Ending the education wars
Recently retired New York City schools chancellor Joel Klein made headlines this week when he told the Times of London that "it's easier to prosecute a capital-punishment case in the U.S. than terminate an incompetent teacher." The New York Post blared, "Joel: Easier to ax a killer than a teacher." The prize for most sensational probably goes to Liz Dwyer's headline, "Joel Klein Compares Teachers to Murderers."
There's plenty of scorched earth between Klein's words and these headlines, reflecting how unnecessarily polarized the education reform wars remain, even over the smallest changes in policy.
Here's the basic fault line dividing the education reform trenches: One side believes that the best way to improve the education system is to focus on improving instruction. The other believes that the best way to improve the education system is to focus on addressing the ways that poverty affects schools with high percentages of low-income students.
Intuitively, both positions make sense. A classroom with an incompetent teacher won't make as much progress as a classroom with a competent one. At the same time, though, it's probably true that low-income students sometimes enter classrooms with unfortunate social and economic -- not intellectual -- handicaps that students in the nation's wealthiest communities don't face.
Both sides also come armed with data. Diane Ravitch and others claim that there is a correlation between a school district's economic well-being and student success. While he found a similar correlation, Ulrich Boser showed that some of the nation's most efficient school districts have high percentages of low-income students. The Widget Effect, a comprehensive study of American teachers, found that our teacher-evaluation systems are laughably broken. Less than 1 percent of teachers in the study received "unsatisfactory" ratings from their districts, but 41 percent of teachers said they had a tenured colleague who should be dismissed.
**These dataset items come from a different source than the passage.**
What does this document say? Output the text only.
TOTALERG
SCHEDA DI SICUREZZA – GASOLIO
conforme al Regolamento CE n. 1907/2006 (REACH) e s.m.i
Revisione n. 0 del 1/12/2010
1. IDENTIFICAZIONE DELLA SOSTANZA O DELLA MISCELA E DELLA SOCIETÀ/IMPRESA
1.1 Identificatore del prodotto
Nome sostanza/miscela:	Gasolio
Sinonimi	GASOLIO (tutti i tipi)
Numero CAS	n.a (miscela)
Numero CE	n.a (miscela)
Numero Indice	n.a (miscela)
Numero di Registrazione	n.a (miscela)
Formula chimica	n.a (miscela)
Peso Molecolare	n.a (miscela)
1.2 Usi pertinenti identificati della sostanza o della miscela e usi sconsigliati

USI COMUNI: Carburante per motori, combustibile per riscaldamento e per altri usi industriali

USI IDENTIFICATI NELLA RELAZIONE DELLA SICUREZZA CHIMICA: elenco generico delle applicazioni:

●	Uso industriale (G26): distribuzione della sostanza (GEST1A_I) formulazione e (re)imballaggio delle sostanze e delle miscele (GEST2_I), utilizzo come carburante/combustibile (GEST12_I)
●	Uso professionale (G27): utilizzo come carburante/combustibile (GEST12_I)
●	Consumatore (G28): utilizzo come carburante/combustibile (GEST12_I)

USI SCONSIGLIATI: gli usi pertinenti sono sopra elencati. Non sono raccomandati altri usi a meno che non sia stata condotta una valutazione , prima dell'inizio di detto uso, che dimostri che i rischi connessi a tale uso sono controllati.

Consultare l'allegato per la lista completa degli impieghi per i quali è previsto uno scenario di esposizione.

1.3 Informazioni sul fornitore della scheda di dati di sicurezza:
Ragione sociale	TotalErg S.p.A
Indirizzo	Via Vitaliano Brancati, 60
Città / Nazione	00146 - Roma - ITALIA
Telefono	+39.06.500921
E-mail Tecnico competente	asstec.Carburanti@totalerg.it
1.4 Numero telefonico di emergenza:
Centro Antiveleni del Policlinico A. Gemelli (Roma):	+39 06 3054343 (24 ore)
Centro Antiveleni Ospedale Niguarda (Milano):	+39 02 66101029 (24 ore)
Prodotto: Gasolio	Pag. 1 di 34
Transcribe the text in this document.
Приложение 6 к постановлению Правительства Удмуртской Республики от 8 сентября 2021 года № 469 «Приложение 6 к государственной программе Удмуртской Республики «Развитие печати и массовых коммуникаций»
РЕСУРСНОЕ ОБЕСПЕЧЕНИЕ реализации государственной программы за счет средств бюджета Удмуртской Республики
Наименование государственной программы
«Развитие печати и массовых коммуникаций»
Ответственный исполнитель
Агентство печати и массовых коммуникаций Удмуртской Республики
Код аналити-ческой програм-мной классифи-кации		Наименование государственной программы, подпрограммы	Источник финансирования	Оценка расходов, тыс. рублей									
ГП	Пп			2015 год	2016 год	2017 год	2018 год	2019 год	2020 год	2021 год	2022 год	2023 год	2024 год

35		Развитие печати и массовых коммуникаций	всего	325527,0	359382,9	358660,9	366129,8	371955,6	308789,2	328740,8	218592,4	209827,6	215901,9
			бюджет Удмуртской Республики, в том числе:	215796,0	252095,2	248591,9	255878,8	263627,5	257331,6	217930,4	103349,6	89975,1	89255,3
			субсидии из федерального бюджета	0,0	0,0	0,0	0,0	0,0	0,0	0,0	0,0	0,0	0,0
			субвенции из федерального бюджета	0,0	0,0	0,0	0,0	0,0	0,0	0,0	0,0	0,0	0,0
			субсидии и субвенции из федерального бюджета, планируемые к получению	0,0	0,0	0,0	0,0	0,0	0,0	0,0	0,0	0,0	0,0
Both sides can be egregiously unfair. Want to hear that you hate teachers? Claim that those that do their jobs poorly should be dismissed. You'll hear that the data are flawed (or that data are irrelevant), that teachers aren't the problem, that former District schools chancellor Michelle Rhee is not a nice person and that Teach for America is ruining education and this country.
Want to hear that you don't care about students? Claim that poverty might be a factor worth considering for educators working with low-income students. You'll hear that education isn't about serving adults, that all kids can learn, that you are a racist, that it's become impossible to fire a teacher and that teachers unions are ruining education and this country.
Here's some good news: Both sides are right. Teacher quality and poverty can both affect educational outcomes. Here's the bad news: Both sides seem bent on disproving their opponents instead of improving education. To borrow Woody Hayes's famous line, for every three yards of progress in education reform there's a voluminous cloud of dust. This isn't good enough. As Kevin Huffman put it in Monday's Post, parents don't "have the luxury of waiting a generation while intellectuals argue."
If both sides are being honest, it's unclear why they should be opponents. As someone who frequently writes on education reform, I'm always shocked by how rarely critics acknowledge that the American education system is in crisis. Instead, they question each other's sincerity, data or methods.
For example, when we read that it cost New York City $2 million to dismiss three of its 55,000 tenured teachers for incompetence, we shouldn't think, "Scores of teachers are being unfairly victimized." These numbers are too absurd to be simply a matter of bad data or unfair administrators. Instead, we should wonder if Klein was onto something (even if he was over-dramatic).
We could spend our time debating which is easier (or more urgent) to fix -- poverty or school quality -- or we could accept that both are worthy goals. Our ends are the same, and our means aren't as different as they appear. No one wants to dismiss our nation's most effective teachers, and no one is rooting for an education system that consigns low-income students to be part of a permanent underclass. Let's all take a step in from the edges. Let's stop assuming each other's worst intentions. America's students are depending on us.